The RSI on the EURUSD Weekly Chart has crossed back below 30 and appear to have failed in its latest attempt to push above 30. Readings of 30 and below on the RSI are considered oversold and this could raise the possibility of a near term recovery in the pair. The next move will be to see if the RSI stabilizes and moves higher or if it will fall back towards the reading of 15 made in September this year. The EURUSD has declined for each of the last 4 months and at 1.2384 is down for a fifith month in Novemeber also.
At present the Euro is under pressure with the pair below 1.30 and still trading below the downtrend channel as seen in the H4. As long as the pair remains below 1.30 and below the downtrend channel, the bias remains bearish. - This has been our consistent outlook for three months. The pair has been below the key 1.30 level for eight consecutive weeks.

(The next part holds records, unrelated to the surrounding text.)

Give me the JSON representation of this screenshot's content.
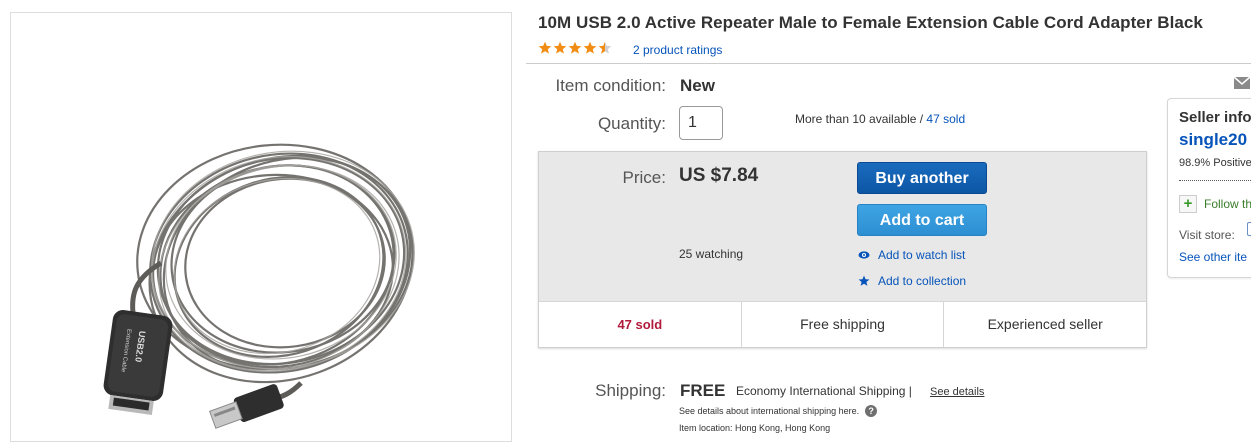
{
  "product": {
    "title": "10M USB 2.0 Active Repeater Male to Female Extension Cable Cord Adapter Black",
    "rating": 4.5,
    "rating_max": 5,
    "ratings_link": "2 product ratings",
    "image_connector_text": [
      "USB2.0",
      "Extension Cable"
    ]
  },
  "details": {
    "condition_label": "Item condition:",
    "condition_value": "New",
    "quantity_label": "Quantity:",
    "quantity_value": "1",
    "availability_text": "More than 10 available / ",
    "sold_link": "47 sold"
  },
  "price": {
    "label": "Price:",
    "value": "US $7.84",
    "buy_button": "Buy another",
    "cart_button": "Add to cart",
    "watching": "25 watching",
    "watch_link": "Add to watch list",
    "collection_link": "Add to collection"
  },
  "signals": [
    "47 sold",
    "Free shipping",
    "Experienced seller"
  ],
  "shipping": {
    "label": "Shipping:",
    "free": "FREE",
    "method": "Economy International Shipping |",
    "details_link": "See details",
    "intl_note": "See details about international shipping here.",
    "help_icon": "?",
    "location": "Item location:  Hong Kong, Hong Kong"
  },
  "seller": {
    "title": "Seller info",
    "name": "single20",
    "feedback": "98.9% Positive",
    "follow": "Follow th",
    "follow_icon": "+",
    "visit_store": "Visit store:",
    "see_other": "See other ite"
  },
  "colors": {
    "link": "#0654ba",
    "buy_button": "#0d56a6",
    "cart_button": "#2d8fd2",
    "star": "#f18d14",
    "sold_red": "#b21a3c",
    "price_box": "#e8e8e8"
  },
  "icons": {
    "watch": "eye-icon",
    "collection": "star-icon",
    "mail": "envelope-icon",
    "follow": "plus-icon",
    "help": "question-icon"
  }
}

EURUSD Support areas include 1.2358, 1.2335, 1.2300, 1.2200, 1.2150. Resistance levels above are at 1.2600, 1.2700, 1.2845, 1.2800, 1.2900 & 1.30.
EURUSD 5 Minute Chart
EURUSD 4 Hour Chart
EURUSD Pivot Point Table
Gold made a new three week high at $1208 an ounce on Friday. Significantly the pair closed above the key $1200 level at $1201.50. Since this week's open the price has slipped below $1200 reaching $1194. The price has since climbed to $1197.50 and looks set to move back above $1200. The main key levels at present are the new high at $1207, the next target higher is $1232 which will be 4 week high and on the downside $1180 is an important support followed by $1174, $1145 and $1130. Gold has benefited from a proposed vote in Switzerland that will impose upon the SNB (Swiss National Bank) to hold a fixed portion of its assets in Gold. If all Central Banks did this then there would be more demand for Gold stoking upward pressure on prices. The Central Bank Easing from China, to Japan to Europe have all helped strengthened Gold against currencies. At the same time the recovery in the US, the recovery in the USD and the expected normalization in US interest rates form the crux of the case against the long gold trade.

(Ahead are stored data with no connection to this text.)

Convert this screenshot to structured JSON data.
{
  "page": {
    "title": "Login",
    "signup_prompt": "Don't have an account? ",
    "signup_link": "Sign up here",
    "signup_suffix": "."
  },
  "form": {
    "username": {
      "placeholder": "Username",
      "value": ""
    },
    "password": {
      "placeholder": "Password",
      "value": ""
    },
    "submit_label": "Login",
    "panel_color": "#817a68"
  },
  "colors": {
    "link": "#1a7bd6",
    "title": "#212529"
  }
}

The next month and a half will be key to determining if Gold can recover up above $1200 and continue to erase some of this years losses. Gold opened the year at $1205 an ounce and therefore is only 2% down for the year. In the early months of this year Gold had advanced as high as $1388 an ounce and as such is $200 off the yearly highs for 2014. With a just over a month until the end of this year it is integral to see if Gold closes higher or lower than the Jan 1st 2014 level. Between 1999 and 2013 for 14 consecutive years the price rose year to year. In 2013 the price opened the year at $1674 and closed at $1205 posting a first yearly loss in 15 years. Therefore it is key to see if the year to year loss extends into a second year of if Gold can shrug of 2013 as a bad year and recover back up towards the 2011 all-time high of $1921.

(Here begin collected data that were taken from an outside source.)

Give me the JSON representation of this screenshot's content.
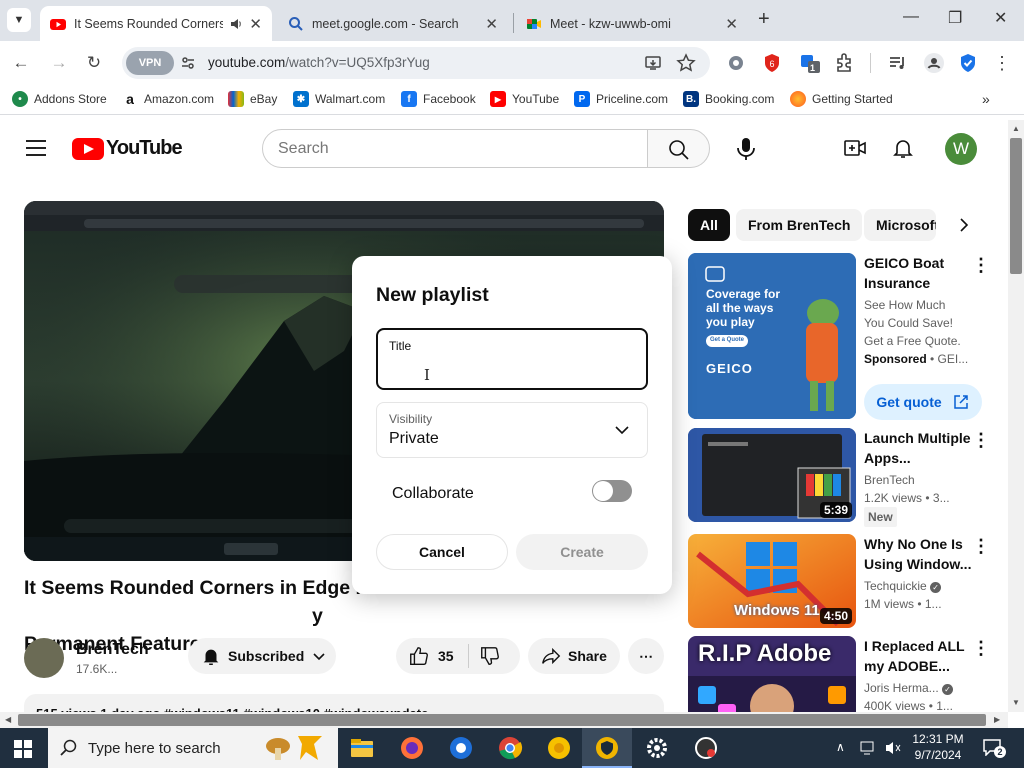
{
  "browser": {
    "tabs": [
      {
        "title": "It Seems Rounded Corners",
        "active": true
      },
      {
        "title": "meet.google.com - Search",
        "active": false
      },
      {
        "title": "Meet - kzw-uwwb-omi",
        "active": false
      }
    ],
    "url_host": "youtube.com",
    "url_path": "/watch?v=UQ5Xfp3rYug",
    "vpn_label": "VPN",
    "extension_badge_count": "1",
    "bookmarks": [
      {
        "label": "Addons Store",
        "icon": "addons-store-icon"
      },
      {
        "label": "Amazon.com",
        "icon": "amazon-icon"
      },
      {
        "label": "eBay",
        "icon": "ebay-icon"
      },
      {
        "label": "Walmart.com",
        "icon": "walmart-icon"
      },
      {
        "label": "Facebook",
        "icon": "facebook-icon"
      },
      {
        "label": "YouTube",
        "icon": "youtube-icon"
      },
      {
        "label": "Priceline.com",
        "icon": "priceline-icon"
      },
      {
        "label": "Booking.com",
        "icon": "booking-icon"
      },
      {
        "label": "Getting Started",
        "icon": "firefox-icon"
      }
    ]
  },
  "youtube": {
    "logo_text": "YouTube",
    "search_placeholder": "Search",
    "avatar_letter": "W",
    "video": {
      "title": "It Seems Rounded Corners in Edge Pr... y Permanent Feature",
      "title_line1": "It Seems Rounded Corners in Edge Pr",
      "title_line1_after": "y",
      "title_line2": "Permanent Feature",
      "channel": "BrenTech",
      "subscribers": "17.6K...",
      "subscribed_label": "Subscribed",
      "likes": "35",
      "share_label": "Share",
      "description_preview": "515 views  1 day ago  #windows11 #windows10 #windowsupdate"
    },
    "chips": [
      "All",
      "From BrenTech",
      "Microsoft"
    ],
    "recommendations": [
      {
        "title": "GEICO Boat Insurance",
        "meta1": "See How Much You Could Save! Get a Free Quote.",
        "sponsored": "Sponsored",
        "advertiser": "GEI...",
        "cta": "Get quote",
        "ad_text": "Coverage for all the ways you play",
        "ad_button": "Get a Quote",
        "ad_brand": "GEICO"
      },
      {
        "title": "Launch Multiple Apps...",
        "channel": "BrenTech",
        "stats": "1.2K views  • 3...",
        "badge": "New",
        "duration": "5:39"
      },
      {
        "title": "Why No One Is Using Window...",
        "channel": "Techquickie",
        "stats": "1M views  • 1...",
        "duration": "4:50",
        "thumb_text": "Windows 11"
      },
      {
        "title": "I Replaced ALL my ADOBE...",
        "channel": "Joris Herma...",
        "stats": "400K views  • 1...",
        "thumb_text": "R.I.P Adobe"
      }
    ]
  },
  "dialog": {
    "title": "New playlist",
    "title_field_label": "Title",
    "title_field_value": "",
    "visibility_label": "Visibility",
    "visibility_value": "Private",
    "collaborate_label": "Collaborate",
    "collaborate_on": false,
    "cancel_label": "Cancel",
    "create_label": "Create"
  },
  "taskbar": {
    "search_placeholder": "Type here to search",
    "time": "12:31 PM",
    "date": "9/7/2024",
    "notification_count": "2"
  },
  "colors": {
    "youtube_red": "#ff0000",
    "taskbar_bg": "#202f3f",
    "tabbar_bg": "#dfe3e9"
  }
}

Gold prices have fallen from $1345 an ounce in August to as low as $1130 in November, erasing $215 from the value of Gold. The $1180 area remains the key to a recovery in Gold which is down from above $1900 in 2011. Gold had advanced from $245 an ounce in 1999 to $1921 in 2011 posting 12 years of straight gains. Now the market has leveled off. Now the price is above $1180 the odds of a recovery are improved, if the price slips below $1180 the outlook turns bearish.
Support levels for Gold can be seen at $1180, $1160 $1140, $1130, $1125, $1115, $1100. Resistance to the upside materializes at $1195, $1205, $1215, $1225, $1235, $1240.